UPDATED: March 31, 2017 at 12:50 p.m.

Before a recent game against North Carolina State, Sydney O’Hara had hit only one home run on the season. In her first at bat, she smashed an outside pitch over the left field wall — a rarity for the pull-hitting O’Hara.

“An oppo home run means (your) hands are working well that day,” O’Hara said.

She batted three more times in the game. She went yard in all three.

The four home-run game tied a NCAA record and landed the senior Louisville Slugger NFCA Division 1 Player of the Week honors. She was also named the espnW player of the week, the first time a member of the Orange has won that award. In her final season with Syracuse (17-10, 3-4 Atlantic Coast), O’Hara leads the ACC in batting average, on-base percentage and slugging percentage. Her .493 batting average is good for fifth in the nation. O’Hara, sometimes a designated hitter, other times first baseman and frequent relief pitcher, is going out with a bang in her final season with Syracuse.

“It’s just different,” O’Hara said. “I’m not as tense up there. I am more relaxed than ever.”

The comfort stems from steady improvement in practice sessions. O’Hara spent much of the summer focusing on hitting with her father. The pair traveled to a local middle school and set up a batting tee or hit soft toss three or four times a week.

The focus of the sessions remained on outside pitches. In the past, O’Hara faced many outside pitches but failed to capitalize on them. To fix the issue, the lefty put the tee on the outside of the plate and soft toss pitches scraped the edges of the plate, forcing O’Hara to stay on the ball.

“It’s hard enough to be a great hitter when you’re swinging at good pitches,” said Syracuse assistant coach Alisa Goler. “If you’re going to expand your zone, you’re really not making it any easier. But I think for Syd, I don’t think I’ve seen her swing at more than one bad pitch in her last few weeks of at-bats. That just shows she is dialed in.”

In offseason training sessions, O’Hara drew a line in the batter’s box. The mark in the dirt signals where O’Hara’s front foot should remain throughout her swing. If her foot passes the line on her follow through, she sees the dirt mark in the box. Syracuse’s top batter completes the routine each time she reaches the box.

“I think she has just a pretty good idea of what she’s doing right now and what pitch selection she wants to have,” Syracuse head coach Mike Bosch said. “It’s just a confidence that when she steps up there, good things are going to happen.”
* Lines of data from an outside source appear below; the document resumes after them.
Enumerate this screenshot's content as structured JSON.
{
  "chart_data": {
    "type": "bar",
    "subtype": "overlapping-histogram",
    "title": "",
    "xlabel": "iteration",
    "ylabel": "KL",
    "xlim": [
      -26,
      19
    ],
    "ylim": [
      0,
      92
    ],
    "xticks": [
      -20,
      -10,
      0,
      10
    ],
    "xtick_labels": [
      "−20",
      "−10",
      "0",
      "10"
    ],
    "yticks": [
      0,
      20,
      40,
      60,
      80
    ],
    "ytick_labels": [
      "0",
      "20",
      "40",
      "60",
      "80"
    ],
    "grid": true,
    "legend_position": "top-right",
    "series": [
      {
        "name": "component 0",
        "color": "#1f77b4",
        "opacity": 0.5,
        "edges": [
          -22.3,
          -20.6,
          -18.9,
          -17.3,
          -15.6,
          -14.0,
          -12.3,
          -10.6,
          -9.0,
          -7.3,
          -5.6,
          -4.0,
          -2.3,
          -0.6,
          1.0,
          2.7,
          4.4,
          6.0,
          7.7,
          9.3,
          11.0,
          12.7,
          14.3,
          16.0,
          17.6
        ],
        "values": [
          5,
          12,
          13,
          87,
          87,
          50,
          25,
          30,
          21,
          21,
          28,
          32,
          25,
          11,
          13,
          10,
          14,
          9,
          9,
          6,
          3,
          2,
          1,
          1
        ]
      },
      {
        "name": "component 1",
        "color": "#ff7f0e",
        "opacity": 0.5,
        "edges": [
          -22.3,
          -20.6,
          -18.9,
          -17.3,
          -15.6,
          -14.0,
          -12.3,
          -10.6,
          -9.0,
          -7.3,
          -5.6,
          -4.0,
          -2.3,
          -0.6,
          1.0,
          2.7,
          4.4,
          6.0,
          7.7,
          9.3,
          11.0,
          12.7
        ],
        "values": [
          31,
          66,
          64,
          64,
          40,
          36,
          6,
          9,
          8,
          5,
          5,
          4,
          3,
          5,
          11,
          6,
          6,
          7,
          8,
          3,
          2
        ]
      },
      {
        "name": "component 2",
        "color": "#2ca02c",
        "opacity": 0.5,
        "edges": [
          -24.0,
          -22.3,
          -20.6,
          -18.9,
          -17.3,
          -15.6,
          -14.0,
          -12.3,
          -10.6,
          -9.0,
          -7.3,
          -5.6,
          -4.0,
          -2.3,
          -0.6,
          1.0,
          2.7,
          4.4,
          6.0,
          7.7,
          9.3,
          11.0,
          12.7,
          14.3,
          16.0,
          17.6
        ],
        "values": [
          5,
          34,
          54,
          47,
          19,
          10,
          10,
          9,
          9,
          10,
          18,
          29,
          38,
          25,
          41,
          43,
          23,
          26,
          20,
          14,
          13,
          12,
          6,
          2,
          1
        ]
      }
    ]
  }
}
Since the four-home run game and the subsequent appearance on SportsCenter’s Top 10 the next morning, O’Hara’s tacked on three more bombs, placing her one shy of her previous season best of nine. She’s on pace to break all of her season-high batting statistics through half of the season. And if her current batting average holds, she’ll finish her career with the best batting average in program history.

After four years, O’Hara’s approach hasn’t changed. The results have.

CORRECTION: In a previous version of this post, the first national award Sydney O’Hara won for Syracuse was misstated. O’Hara became the first player in program history to win the espnW player of the week. The Daily Orange regrets this error.